Frederick de Wit

(c.1630 - 1706)

Frederick de Wit was a mapmaker and publisher. He moved to Amsterdam in 1648 and studied under Willem Blaeu, and by 1654 he began his own business. He was already a well-established cartographic artist, engraving a plan of Haarlem around 1648 and providing city views for Antonius Sanderus’s Flandria Illustrata. He issued his own map of the world, Nova Totius Terrarum Orbis Tabula, as both a wall map and a folio in 1660. Two years later, he began to print atlases, which developed from small compositions mainly compiled of prints from bought stock to larger productions containing his own work. By the 1770s, de Wit was making atlases of over one hundred and fifty maps.

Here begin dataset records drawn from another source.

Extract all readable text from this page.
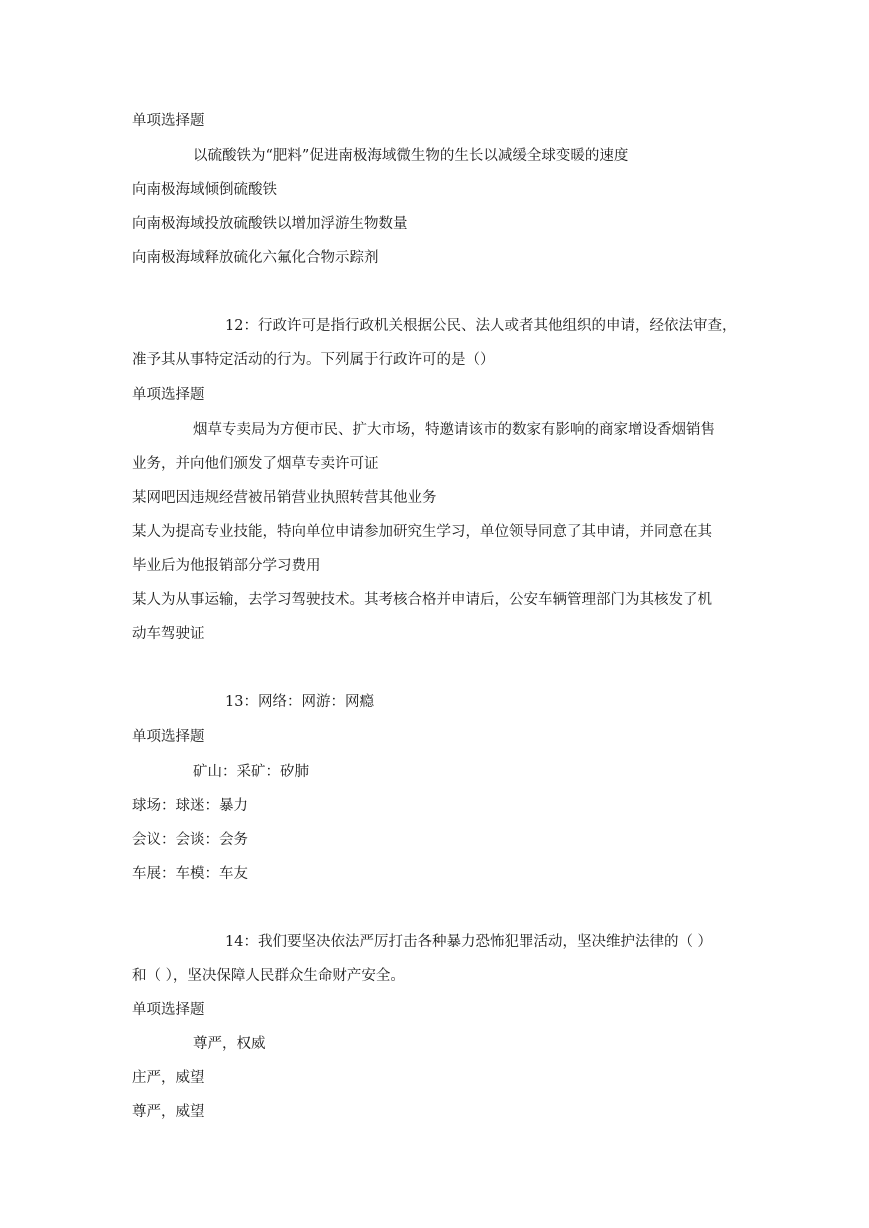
单项选择题
以硫酸铁为“肥料”促进南极海域微生物的生长以减缓全球变暖的速度
向南极海域倾倒硫酸铁
向南极海域投放硫酸铁以增加浮游生物数量
向南极海域释放硫化六氟化合物示踪剂
12：行政许可是指行政机关根据公民、法人或者其他组织的申请，经依法审查，
准予其从事特定活动的行为。下列属于行政许可的是（）
单项选择题
烟草专卖局为方便市民、扩大市场，特邀请该市的数家有影响的商家增设香烟销售
业务，并向他们颁发了烟草专卖许可证
某网吧因违规经营被吊销营业执照转营其他业务
某人为提高专业技能，特向单位申请参加研究生学习，单位领导同意了其申请，并同意在其
毕业后为他报销部分学习费用
某人为从事运输，去学习驾驶技术。其考核合格并申请后，公安车辆管理部门为其核发了机
动车驾驶证
13：网络：网游：网瘾
单项选择题
矿山：采矿：矽肺
球场：球迷：暴力
会议：会谈：会务
车展：车模：车友
14：我们要坚决依法严厉打击各种暴力恐怖犯罪活动，坚决维护法律的（ ）
和（ ），坚决保障人民群众生命财产安全。
单项选择题
尊严，权威
庄严，威望
尊严，威望
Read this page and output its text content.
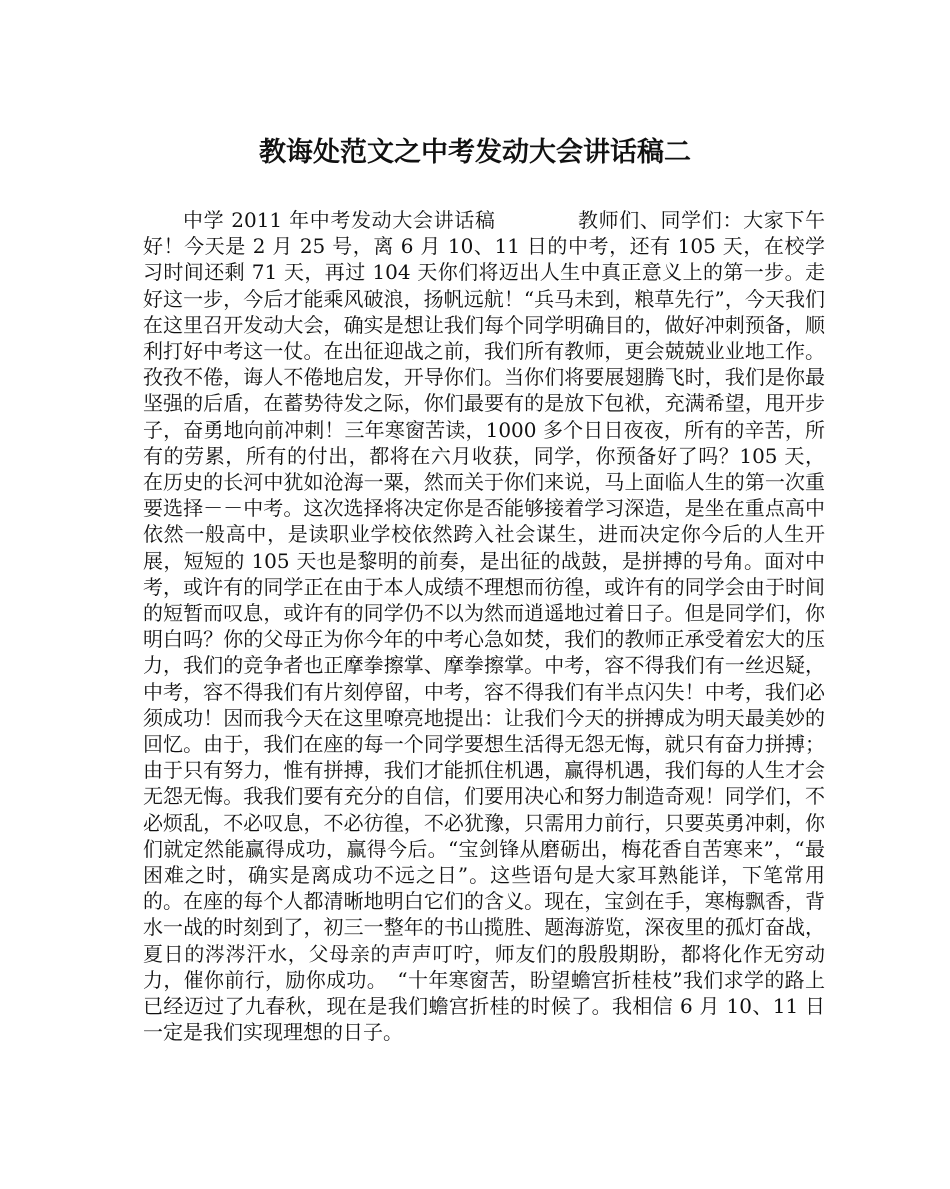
教诲处范文之中考发动大会讲话稿二

中学 2011 年中考发动大会讲话稿　　　　教师们、同学们：大家下午好！今天是 2 月 25 号，离 6 月 10、11 日的中考，还有 105 天，在校学习时间还剩 71 天，再过 104 天你们将迈出人生中真正意义上的第一步。走好这一步，今后才能乘风破浪，扬帆远航！“兵马未到，粮草先行”，今天我们在这里召开发动大会，确实是想让我们每个同学明确目的，做好冲刺预备，顺利打好中考这一仗。在出征迎战之前，我们所有教师，更会兢兢业业地工作。孜孜不倦，诲人不倦地启发，开导你们。当你们将要展翅腾飞时，我们是你最坚强的后盾，在蓄势待发之际，你们最要有的是放下包袱，充满希望，甩开步子，奋勇地向前冲刺！三年寒窗苦读，1000 多个日日夜夜，所有的辛苦，所有的劳累，所有的付出，都将在六月收获，同学，你预备好了吗？105 天，在历史的长河中犹如沧海一粟，然而关于你们来说，马上面临人生的第一次重要选择－－中考。这次选择将决定你是否能够接着学习深造，是坐在重点高中依然一般高中，是读职业学校依然跨入社会谋生，进而决定你今后的人生开展，短短的 105 天也是黎明的前奏，是出征的战鼓，是拼搏的号角。面对中考，或许有的同学正在由于本人成绩不理想而彷徨，或许有的同学会由于时间的短暂而叹息，或许有的同学仍不以为然而逍遥地过着日子。但是同学们，你明白吗？你的父母正为你今年的中考心急如焚，我们的教师正承受着宏大的压力，我们的竞争者也正摩拳擦掌、摩拳擦掌。中考，容不得我们有一丝迟疑，中考，容不得我们有片刻停留，中考，容不得我们有半点闪失！中考，我们必须成功！因而我今天在这里嘹亮地提出：让我们今天的拼搏成为明天最美妙的回忆。由于，我们在座的每一个同学要想生活得无怨无悔，就只有奋力拼搏；由于只有努力，惟有拼搏，我们才能抓住机遇，赢得机遇，我们每的人生才会无怨无悔。我我们要有充分的自信，们要用决心和努力制造奇观！同学们，不必烦乱，不必叹息，不必彷徨，不必犹豫，只需用力前行，只要英勇冲刺，你们就定然能赢得成功，赢得今后。“宝剑锋从磨砺出，梅花香自苦寒来”，“最困难之时，确实是离成功不远之日”。这些语句是大家耳熟能详，下笔常用的。在座的每个人都清晰地明白它们的含义。现在，宝剑在手，寒梅飘香，背水一战的时刻到了，初三一整年的书山揽胜、题海游览，深夜里的孤灯奋战，夏日的涔涔汗水，父母亲的声声叮咛，师友们的殷殷期盼，都将化作无穷动力，催你前行，励你成功。　“十年寒窗苦，盼望蟾宫折桂枝”我们求学的路上已经迈过了九春秋，现在是我们蟾宫折桂的时候了。我相信 6 月 10、11 日一定是我们实现理想的日子。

After marrying Maria van der Way, a native of Amsterdam, de Wit was granted the privileges of a citizen, and became a member of the city’s guild of St Luke in 1664. He published a lavish maritime atlas in 1675, Tabula Maritimae, known for its elaborate decoration. In 1695, he published a book of city views of the Netherlands, Perfekte aftekeningen der steden van de XVII Nederlandsche provincien; the plates were later bought by the Blaeu family and reused for their town books. After de Wit died his widow Maria continued the business until 1710. His son was a successful stockfish merchant and so did not follow his father into cartography.